Ah, sí. ¿Los únicos momentos en los que estas dos ingratas consiguen llevarse bien? Cuando unen fuerzas en mi contra. Mamá dice que es cosa de la pubertad. Yo me inclino más por la posesión demoniaca, pero a saber. Lo que sí sé es que las suplicas, los lloros o incluso los intentos de razonar con ellas no sirven de nada. Si se me ocurre mostrar la más mínima debilidad, ellas se aprovechan y acaban chantajeándome para que les compre alguna ridiculez, como una almohada de cuerpo entero de Ed Sheeran o un birrete para cobayas. Mi filosofía es la mano dura. Evitar negociar a toda costa con estas pirañas anárquicas, sedientas de sangre y con las hormonas revueltas.
Jo, las quiero tanto que podría echarme a llorar.
—Mamá está durmiendo —siseo—. Os juro que como no os calléis os escribiré «Alientopolla» y «Tontalculo» con rotulador permanente en la frente y os mandaré así a la calle.
—Yo de ti me lo pensaría bien —señala Darcy, agitando el cepillo de dientes en mi dirección— o te echaremos encima a los de Servicios Sociales.
Sabrina asiente.
—O a la poli.
—¿Puede permitirse las costas procesales?
—Ni de coña. Buena suerte con el abogado de oficio estresado y explotado que te encasqueten, Mal.
Me apoyo en el marco de la puerta.
—Ahora sí que os ponéis de acuerdo
—Siempre hemos estado de acuerdo en que a Darcy le huele el aliento a polla.
—Es mentira, tía guarra.
—Como despertéis a mamá —amenazo— os tiro a las dos por el retrete.
—¡Estoy despierta! No hace falta que atasques las cañerías, tesoro. —Me doy la vuelta. Mamá recorre el pasillo con las piernas temblorosas y a mí se me revuelve el estómago. Las mañanas han sido duras de pelar durante este último mes. En realidad, durante todo el verano. Miro a Darcy y Sabrina, quienes al menos tienen la decencia de parecer arrepentidas—. Ya que he madrugado como una campeona, me merezco que mis matrioskas me den un abrazo, ¿no?

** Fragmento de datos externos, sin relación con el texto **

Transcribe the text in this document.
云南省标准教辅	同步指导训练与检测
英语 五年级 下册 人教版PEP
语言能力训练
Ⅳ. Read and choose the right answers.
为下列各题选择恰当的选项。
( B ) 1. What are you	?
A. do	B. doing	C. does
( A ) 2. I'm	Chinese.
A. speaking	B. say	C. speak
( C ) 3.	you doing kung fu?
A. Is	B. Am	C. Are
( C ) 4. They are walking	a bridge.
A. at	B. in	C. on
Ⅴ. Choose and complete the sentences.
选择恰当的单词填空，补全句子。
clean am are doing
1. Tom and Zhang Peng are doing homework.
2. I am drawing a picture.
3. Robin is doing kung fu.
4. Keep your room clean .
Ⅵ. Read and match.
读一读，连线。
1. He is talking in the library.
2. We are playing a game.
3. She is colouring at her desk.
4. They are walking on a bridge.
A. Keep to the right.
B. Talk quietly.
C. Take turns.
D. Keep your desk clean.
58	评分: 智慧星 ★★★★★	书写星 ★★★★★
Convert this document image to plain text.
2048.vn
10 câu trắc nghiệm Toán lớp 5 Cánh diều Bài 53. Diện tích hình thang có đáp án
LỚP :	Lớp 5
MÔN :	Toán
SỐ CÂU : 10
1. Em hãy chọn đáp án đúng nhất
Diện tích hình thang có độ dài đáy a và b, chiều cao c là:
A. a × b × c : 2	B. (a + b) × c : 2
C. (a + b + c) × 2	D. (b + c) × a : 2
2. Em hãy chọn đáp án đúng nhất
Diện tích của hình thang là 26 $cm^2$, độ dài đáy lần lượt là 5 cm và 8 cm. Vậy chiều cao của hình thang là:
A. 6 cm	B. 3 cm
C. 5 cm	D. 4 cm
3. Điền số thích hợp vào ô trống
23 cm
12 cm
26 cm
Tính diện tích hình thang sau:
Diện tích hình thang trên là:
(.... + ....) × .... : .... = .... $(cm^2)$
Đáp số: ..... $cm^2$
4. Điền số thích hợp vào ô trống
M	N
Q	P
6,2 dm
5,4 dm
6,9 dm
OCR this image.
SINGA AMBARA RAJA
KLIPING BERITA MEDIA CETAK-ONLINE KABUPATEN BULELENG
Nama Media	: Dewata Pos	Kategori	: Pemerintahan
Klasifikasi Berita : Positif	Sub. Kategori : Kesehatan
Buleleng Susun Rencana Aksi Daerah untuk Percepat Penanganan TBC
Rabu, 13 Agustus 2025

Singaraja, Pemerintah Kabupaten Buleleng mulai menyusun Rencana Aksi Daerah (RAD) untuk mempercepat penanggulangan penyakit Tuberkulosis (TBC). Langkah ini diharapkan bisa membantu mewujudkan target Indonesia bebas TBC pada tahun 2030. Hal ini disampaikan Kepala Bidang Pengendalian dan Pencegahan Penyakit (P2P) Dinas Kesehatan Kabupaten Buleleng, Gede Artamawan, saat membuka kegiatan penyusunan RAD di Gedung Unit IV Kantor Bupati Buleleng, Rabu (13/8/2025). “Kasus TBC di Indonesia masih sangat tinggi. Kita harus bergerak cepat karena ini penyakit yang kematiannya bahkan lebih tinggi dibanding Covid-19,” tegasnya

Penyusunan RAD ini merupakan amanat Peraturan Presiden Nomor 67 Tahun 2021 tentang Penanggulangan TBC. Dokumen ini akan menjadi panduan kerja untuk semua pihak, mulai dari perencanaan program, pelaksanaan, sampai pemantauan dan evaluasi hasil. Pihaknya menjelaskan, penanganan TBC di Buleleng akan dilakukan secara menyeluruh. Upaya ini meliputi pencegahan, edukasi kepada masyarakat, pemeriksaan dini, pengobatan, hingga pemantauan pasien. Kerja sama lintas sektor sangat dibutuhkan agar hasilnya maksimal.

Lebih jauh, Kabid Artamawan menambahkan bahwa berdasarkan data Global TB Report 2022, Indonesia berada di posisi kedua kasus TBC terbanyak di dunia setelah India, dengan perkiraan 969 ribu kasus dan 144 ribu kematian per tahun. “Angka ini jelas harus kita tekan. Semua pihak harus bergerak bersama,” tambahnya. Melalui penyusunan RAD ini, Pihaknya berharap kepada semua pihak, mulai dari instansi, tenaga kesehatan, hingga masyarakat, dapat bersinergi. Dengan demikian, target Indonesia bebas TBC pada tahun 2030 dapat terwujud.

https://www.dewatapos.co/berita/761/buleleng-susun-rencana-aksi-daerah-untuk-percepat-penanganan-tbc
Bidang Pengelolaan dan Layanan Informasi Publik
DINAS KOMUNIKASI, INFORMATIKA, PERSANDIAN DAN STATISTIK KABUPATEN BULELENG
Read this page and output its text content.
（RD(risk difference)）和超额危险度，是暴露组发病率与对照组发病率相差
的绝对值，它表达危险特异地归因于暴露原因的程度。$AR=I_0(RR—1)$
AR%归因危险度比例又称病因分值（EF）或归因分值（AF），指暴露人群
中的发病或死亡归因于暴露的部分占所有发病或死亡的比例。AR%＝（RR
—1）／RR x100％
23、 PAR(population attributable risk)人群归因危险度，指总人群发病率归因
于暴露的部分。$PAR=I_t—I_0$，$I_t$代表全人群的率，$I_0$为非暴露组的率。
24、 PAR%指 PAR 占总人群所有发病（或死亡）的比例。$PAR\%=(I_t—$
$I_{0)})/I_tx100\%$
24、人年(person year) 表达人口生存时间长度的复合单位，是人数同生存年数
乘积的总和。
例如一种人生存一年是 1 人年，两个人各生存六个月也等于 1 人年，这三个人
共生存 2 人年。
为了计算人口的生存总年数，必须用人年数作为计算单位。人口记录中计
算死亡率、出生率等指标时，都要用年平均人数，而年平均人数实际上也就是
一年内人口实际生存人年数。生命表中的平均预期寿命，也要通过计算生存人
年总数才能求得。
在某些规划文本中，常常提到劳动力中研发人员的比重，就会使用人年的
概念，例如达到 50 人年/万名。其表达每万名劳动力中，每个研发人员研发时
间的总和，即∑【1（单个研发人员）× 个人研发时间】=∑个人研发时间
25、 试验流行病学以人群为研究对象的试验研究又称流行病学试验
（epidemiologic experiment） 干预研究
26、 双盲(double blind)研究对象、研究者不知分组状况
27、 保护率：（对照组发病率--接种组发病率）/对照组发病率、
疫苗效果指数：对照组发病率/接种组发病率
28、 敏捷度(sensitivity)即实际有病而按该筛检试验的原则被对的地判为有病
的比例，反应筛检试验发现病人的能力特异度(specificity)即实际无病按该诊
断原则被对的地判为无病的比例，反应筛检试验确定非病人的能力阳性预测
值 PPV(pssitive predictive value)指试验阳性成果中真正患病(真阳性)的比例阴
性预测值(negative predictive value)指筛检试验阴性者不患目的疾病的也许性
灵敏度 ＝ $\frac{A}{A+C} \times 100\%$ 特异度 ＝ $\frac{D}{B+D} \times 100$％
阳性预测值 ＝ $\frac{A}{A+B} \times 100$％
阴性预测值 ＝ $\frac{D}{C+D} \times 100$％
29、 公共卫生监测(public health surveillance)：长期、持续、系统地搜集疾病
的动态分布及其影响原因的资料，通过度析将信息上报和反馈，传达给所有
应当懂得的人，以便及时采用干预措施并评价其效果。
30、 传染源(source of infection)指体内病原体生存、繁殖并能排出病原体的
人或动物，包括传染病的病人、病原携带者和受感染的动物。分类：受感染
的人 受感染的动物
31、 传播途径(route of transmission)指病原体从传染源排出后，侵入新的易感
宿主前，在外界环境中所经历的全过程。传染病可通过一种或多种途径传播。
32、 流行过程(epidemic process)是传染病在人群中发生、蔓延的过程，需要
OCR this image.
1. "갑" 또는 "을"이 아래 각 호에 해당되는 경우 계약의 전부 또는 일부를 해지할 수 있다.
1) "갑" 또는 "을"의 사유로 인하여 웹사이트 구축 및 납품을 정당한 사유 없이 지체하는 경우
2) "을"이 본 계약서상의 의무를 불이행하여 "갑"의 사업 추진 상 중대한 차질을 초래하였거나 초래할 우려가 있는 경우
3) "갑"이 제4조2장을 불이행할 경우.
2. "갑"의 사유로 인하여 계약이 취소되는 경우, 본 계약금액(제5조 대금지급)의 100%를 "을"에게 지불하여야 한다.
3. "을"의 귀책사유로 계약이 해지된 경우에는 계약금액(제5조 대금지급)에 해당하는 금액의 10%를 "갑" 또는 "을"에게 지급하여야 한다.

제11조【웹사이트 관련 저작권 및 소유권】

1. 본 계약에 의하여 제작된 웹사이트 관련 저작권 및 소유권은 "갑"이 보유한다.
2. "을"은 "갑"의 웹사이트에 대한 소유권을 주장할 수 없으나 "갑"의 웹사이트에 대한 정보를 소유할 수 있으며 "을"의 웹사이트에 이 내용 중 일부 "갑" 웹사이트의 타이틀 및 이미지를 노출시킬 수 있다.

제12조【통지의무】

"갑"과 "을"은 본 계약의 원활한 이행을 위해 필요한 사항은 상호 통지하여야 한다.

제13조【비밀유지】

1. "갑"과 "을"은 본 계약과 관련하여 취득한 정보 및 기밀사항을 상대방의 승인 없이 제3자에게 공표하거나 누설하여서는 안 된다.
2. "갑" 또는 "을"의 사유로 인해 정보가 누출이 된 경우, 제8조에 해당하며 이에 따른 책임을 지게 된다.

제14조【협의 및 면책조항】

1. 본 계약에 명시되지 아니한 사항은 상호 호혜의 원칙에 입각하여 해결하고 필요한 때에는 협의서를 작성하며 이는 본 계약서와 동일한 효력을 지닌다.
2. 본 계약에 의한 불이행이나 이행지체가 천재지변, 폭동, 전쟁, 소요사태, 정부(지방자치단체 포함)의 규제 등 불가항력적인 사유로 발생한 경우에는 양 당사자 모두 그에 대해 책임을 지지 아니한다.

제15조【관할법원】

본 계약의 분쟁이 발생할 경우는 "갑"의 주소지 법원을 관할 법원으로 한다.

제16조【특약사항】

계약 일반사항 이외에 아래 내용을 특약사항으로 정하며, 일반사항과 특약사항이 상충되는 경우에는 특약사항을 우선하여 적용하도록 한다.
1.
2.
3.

A mamá le gusta bromear con que mis hermanas y yo, que tenemos el pelo rubio platino, los ojos azul oscuro y el rostro ovalado y sonrosado, somos versiones ligeramente más pequeñas unas de otras. Tal vez Darcy haya heredado todas las pecas, Sabrina haya adoptado una estética VSCO y yo… Si no hubiera tantos conjuntos a cinco pavos de estilo boho chic en la tienda de segunda mano donde solemos comprar, no parecería que voy haciendo cosplay de Alexis Rose. Pero no cabe duda de que a las tres hermanas Greenleaf nos hicieron con el mismo molde…, uno diferente al de mamá, con su pelo oscuro (pese a que ahora lo tiene lleno de canas) y su tez morena. Si le molesta que nos parezcamos tanto a papá, nunca ha dicho ni mu.
—¿Qué hacéis levantadas? —pregunta pegada a la frente de Darcy antes de pasar a Sabrina—. ¿Tienes entrenamiento?
Sabrina se queda rígida.
—No empiezo hasta la semana que viene. Aunque en realidad no empezaré nunca si alguien no me apunta en la asociación junior de roller derby, cuya inscripción acaba el viernes que viene…
—Pagaré la cuota antes del viernes —le aseguro.
Me lanza una mirada escéptica y desconfiada. Como si le hubiera roto el corazón demasiadas veces por culpa de mi irrisorio sueldo como mecánica.
—¿Por qué no la pagas ya?
—Porque me encanta jugar contigo y hacerte sufrir, como una araña con su presa.
Y porque tendré que hacer más turnos en el taller para poder permitírmelo.
Entorna los ojos.
—No tienes la pasta, ¿verdad?
El corazón me da un vuelco.
—Pues claro que sí.
—Porque soy prácticamente adulta. Y McKenzie ha estado trabajando en el local ese de yogur helado, así que podría pedirle…
—No eres adulta. —El hecho de que Sabrina se preocupe por el dinero me provoca un dolor físico—. Es más, las malas lenguas dicen que eres tontalculo.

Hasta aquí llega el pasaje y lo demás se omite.